In view of these encouraging results, we then turned our attention to the sequential one-pot regioselective Suzuki-Miyaura/Sonogashira reaction of 2,4-dibromo-1-methyl-5-nitro-1H-imidazole (2). Having optimized reaction conditions for the regioselective Suzuki-Miyaura coupling, we decided to develop the one-pot Suzuki-Miyaura/Sonogashira sequence.

Thus, based on the already optimized regioselective Suzuki-Miyaura reaction conditions and the classical conditions for Sonogashira reaction, we prepared the disubstituted 5-nitroimidazole derivative 8a from 4-methoxyphenylboronic acid and ethynylbenzene (Scheme 3). The first step was performed in presence of 4-methoxyphenylboronic acid (1.3 equiv.), Na2CO3 (3 equiv.), Pd(OAc)2 (0.04 equiv.) in a mixture of DME/EtOH/H2O (3/1/1) under microwave irradiation for 2 h at 60 °C. After cooling, ethynylbenzene (1.3 equiv.), PPh3 (0.1 equiv.), CuI (0.1 equiv.) and Et3N (2 equiv.) were added and the mixture was heated again under microwave irradiation for 1 h at 70 °C. This sequence led to the desired compound 8a in good yield (67%) and compounds 7 and 9 in 11% and 10% yields, respectively (Scheme 3).

Scheme 3

One-pot regioselective Suzuki-Miyaura/Sonogashira reaction.

The scope of this Suzuki-Miyaura/Sonogashira sequence was then investigated using the optimized procedure.

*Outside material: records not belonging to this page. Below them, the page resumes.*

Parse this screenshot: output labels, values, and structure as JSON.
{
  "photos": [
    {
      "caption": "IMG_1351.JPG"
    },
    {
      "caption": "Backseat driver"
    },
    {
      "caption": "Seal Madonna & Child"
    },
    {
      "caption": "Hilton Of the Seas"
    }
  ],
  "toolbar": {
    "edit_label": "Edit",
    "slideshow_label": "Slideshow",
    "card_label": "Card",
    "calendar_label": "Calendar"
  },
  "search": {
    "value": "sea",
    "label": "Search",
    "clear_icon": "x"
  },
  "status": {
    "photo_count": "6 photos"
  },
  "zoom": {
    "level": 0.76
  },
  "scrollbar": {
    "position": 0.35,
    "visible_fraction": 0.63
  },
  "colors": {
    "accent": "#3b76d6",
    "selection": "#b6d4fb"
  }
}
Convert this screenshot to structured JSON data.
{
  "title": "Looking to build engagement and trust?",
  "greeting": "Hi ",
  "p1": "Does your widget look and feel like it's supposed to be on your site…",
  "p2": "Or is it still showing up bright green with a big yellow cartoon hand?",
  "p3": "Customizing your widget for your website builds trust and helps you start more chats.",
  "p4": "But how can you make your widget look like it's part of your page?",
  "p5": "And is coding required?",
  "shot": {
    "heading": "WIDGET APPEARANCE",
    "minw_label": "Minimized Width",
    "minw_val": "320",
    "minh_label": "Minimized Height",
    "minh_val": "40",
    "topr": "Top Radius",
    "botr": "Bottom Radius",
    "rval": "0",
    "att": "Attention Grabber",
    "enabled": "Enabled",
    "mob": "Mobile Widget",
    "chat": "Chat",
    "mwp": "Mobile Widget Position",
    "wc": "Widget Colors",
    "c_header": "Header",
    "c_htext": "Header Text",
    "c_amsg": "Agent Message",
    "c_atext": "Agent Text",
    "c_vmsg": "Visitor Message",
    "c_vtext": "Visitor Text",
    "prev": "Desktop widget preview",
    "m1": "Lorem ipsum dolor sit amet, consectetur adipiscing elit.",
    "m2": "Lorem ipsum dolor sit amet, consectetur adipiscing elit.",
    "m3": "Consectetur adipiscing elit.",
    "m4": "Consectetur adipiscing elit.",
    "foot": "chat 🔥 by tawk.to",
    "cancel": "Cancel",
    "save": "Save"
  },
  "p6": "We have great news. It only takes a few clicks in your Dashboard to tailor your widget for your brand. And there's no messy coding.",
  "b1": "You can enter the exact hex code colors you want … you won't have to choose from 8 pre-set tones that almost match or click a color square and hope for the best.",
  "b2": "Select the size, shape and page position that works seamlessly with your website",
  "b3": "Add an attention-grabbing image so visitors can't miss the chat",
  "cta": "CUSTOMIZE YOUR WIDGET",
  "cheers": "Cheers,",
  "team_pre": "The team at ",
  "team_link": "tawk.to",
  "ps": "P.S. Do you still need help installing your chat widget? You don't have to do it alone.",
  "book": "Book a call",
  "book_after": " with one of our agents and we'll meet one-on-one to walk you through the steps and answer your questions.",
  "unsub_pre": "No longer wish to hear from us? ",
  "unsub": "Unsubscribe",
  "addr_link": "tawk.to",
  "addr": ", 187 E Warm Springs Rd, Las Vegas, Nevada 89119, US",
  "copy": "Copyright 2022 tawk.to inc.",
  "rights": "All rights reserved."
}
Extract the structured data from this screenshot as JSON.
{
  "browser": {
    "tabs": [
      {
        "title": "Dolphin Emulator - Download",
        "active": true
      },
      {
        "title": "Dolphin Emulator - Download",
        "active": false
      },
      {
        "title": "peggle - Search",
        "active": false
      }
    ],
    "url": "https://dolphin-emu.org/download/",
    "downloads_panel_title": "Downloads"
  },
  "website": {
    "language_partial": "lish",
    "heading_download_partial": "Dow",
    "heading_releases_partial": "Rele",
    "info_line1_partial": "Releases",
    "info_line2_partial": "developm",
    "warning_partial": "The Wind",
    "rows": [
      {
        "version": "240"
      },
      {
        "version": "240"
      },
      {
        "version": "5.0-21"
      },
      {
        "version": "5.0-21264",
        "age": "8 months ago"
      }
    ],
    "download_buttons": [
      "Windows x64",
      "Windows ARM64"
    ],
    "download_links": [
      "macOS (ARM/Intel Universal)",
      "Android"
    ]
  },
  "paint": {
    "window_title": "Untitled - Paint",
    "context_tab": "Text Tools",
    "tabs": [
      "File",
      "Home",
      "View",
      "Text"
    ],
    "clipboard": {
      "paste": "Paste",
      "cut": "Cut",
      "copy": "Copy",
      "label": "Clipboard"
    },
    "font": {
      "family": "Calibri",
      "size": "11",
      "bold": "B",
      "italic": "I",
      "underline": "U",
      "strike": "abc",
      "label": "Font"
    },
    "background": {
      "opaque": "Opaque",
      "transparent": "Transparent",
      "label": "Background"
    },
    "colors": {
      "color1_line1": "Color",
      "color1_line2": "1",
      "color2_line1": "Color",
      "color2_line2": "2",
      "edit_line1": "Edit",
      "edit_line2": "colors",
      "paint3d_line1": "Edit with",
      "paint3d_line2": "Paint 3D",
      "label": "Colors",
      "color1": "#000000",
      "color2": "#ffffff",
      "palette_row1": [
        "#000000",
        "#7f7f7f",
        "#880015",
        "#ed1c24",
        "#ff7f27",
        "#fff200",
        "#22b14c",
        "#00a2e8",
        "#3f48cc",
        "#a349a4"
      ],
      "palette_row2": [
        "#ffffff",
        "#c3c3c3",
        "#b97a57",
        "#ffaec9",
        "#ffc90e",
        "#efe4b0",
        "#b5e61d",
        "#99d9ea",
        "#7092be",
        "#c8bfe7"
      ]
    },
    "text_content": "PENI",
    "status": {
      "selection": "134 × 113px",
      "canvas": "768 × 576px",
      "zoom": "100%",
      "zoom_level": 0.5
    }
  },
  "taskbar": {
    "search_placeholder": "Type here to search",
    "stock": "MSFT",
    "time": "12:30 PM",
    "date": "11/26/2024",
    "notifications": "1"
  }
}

We were pleased to observe the formation of the disubstituted imidazole derivatives 8a–j in moderate to good yields when 4-methoxyphenylboronic acid was used in the first step and various terminal alkynes in the second step (Table 5). Both electron-poor (compounds 8c, 8h and 8i) and electron-rich (compounds 8b, 8d and 8f) substituents on aryl alkynes are well tolerated. Interestingly, this strategy was also tolerant to cycloalkyl alkynes (compounds 8e and 8j) and to a hydroxyl moiety (compound 8g).

Table 5

Scope of the one-pot Suzuki-Miyaura/Sonogashira reaction. a

Compound	R3	Yield (%)
8a	C6H5	67
8b	m-(CH3)-C6H4	74
8c	m-fluoro-C6H4	59
8d	o-(CH3)-p-(OCH3)-C6H3	53
8e	cyclopentyl	60
8f	p-(tert-butyl)-C6H4	63
8g	CH2OH	51
8h	m-chloro-C6H4	61
8i	o-chloro-C6H4	52
8j	cyclopropyl	63

a Reaction conditions: Step 1: 4-methoxyphenylboronic acid (1.3 equiv.), Pd(OAc)2 (0.04 equiv.), Na2CO3 (3 equiv.), DME/EtOH/H2O (3/1/1), MW, 60 °C, 2 h; Step 2: alkyne (1.3 equiv.), PPh3 (0.1 equiv.), Et3N (2 equiv.), CuI (0.1 equiv.), MW, 70 °C, 1 h.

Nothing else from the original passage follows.